寿岳章子さん亡くなる

昨日、早稲田大学和光大学も今学期が終わった。和光のはブログで紹介しているように、なんとかブログ開設から書き込み、コメント、トラックバックなどができるようになった。就活中の4年生も無事就職が決まったといううれしい報告があったし、五月病で欠席中の1年生も久しぶりに出席してくれたのはほっとした。最後に、お世話になったメディア準備室のとても麗しいお二方にお礼かたがたみんなのブログを紹介したら、わあ〜と喜んでくださったのでわたしもうれしくなった。
早稲田の方は、最後の日ということで大学中、人人人であふれかえってました。ことさら暑い日だったので余計にうだる感じ。というわけで、ということではないのですが(約束どおり)ゼミ授業は、カフェGOTOhttp://www.ne.jp/asahi/cafe/goto/Menu.htmでおいしいといううわさのチーズケーキともろもろタルト、チョコレートケーキなどをほおばりながらとなりました。Deborah Cameron のSpoken Discourseを読んでいるのですが、教育学部よりすぐり(笑)の4名さん、毎回しっかり読み込んで来てくれたので、4名じゃさぞかし毎回負担大変だったろうと慰労のなごみカフェなのでした(といいつつ授業もする・・)。後期は5名となる予定です。ケーキ、噂に違わずおいしかったです。ふふふ・・
帰ってきて夜みた新聞で、寿岳章子さんがなくなったことを知り、ショックでした。新聞記事は、『朝日新聞http://arch.asahi.com/obituaries/update/0714/001.html スポニチ http://www.sponichi.co.jp/society/flash/KFullFlash20050714031.html です。

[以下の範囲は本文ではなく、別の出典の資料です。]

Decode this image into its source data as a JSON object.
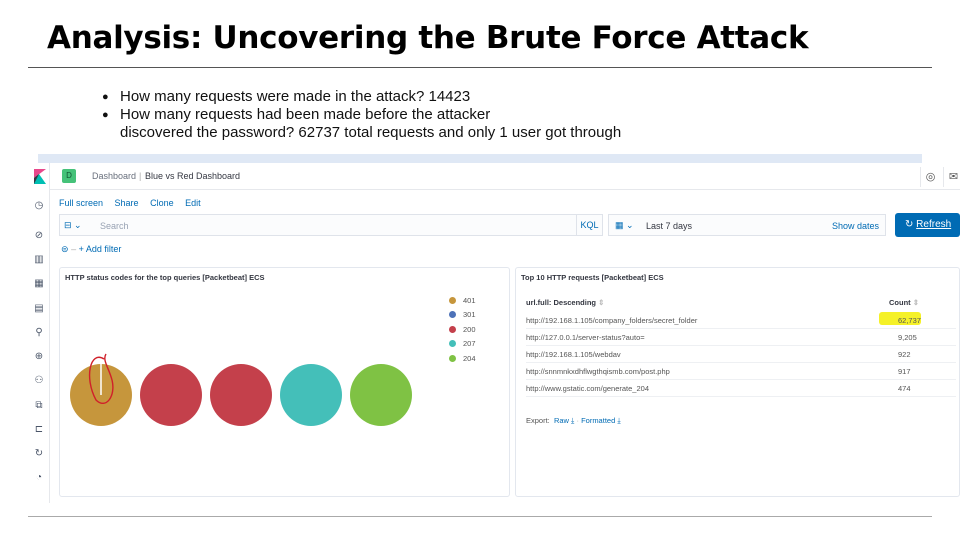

寿岳さんについては、『日本語と女』岩波新書が1979年の刊行。中村桃子さんが『フェミニズムと言語理論』の訳者解説で述べておられるように、寿岳さんはこのような早い時期から「女だからといってすべてに共通する性格など何もない」というように女性間の差異に着目し、京都の農村女性たちが「かなんことはかなんと言おう」と一番言いにくいことを一番言いにくい人に言おうという実践を行っていることを丁寧に紹介しておられるが、ほんとすばらしい方だ。中村さんは、スペンダーの意識高揚の会と同じ役割をしているとみておられるが、同感だ。
寿岳の議論が「主体的な変容」を考察するという意味でロビン・レイコフら欧米の言語とジェンダー研究の先をいく議論だということは、Japnese Language, Gender and Ideology http://www.amazon.co.jp/exec/obidos/ASIN/0195166183/qid=1121476759/sr=10-/ref=sr_10_26_/250-9165566-7293812 で書かせてもらった論文で私が伝えたかった点だ(日本語とジェンダー研究についてのレビュー論文)
寿岳は、フェミニスト自身が性差別のない意味をつくり出すという意識をもって言語を使っていくというカメロンが主張する「急進的ディスコース」への着目を早くから行ったという点で目の確かさを感じる。ジェンダーという言葉がない時代からジェンダーに焦点をあて、その変容がいかなるものか、を一人黙々と考えていた人だと思う。あまりに先駆的だったから、すごいとはわかってもすごいということを論理的に言えないというようなところがあった。
寿岳の著作についての真価が下されるのはこれからという時なのに、ご本人が亡くなってしまわれたのは残念だ。失ったものの大きさを感じる。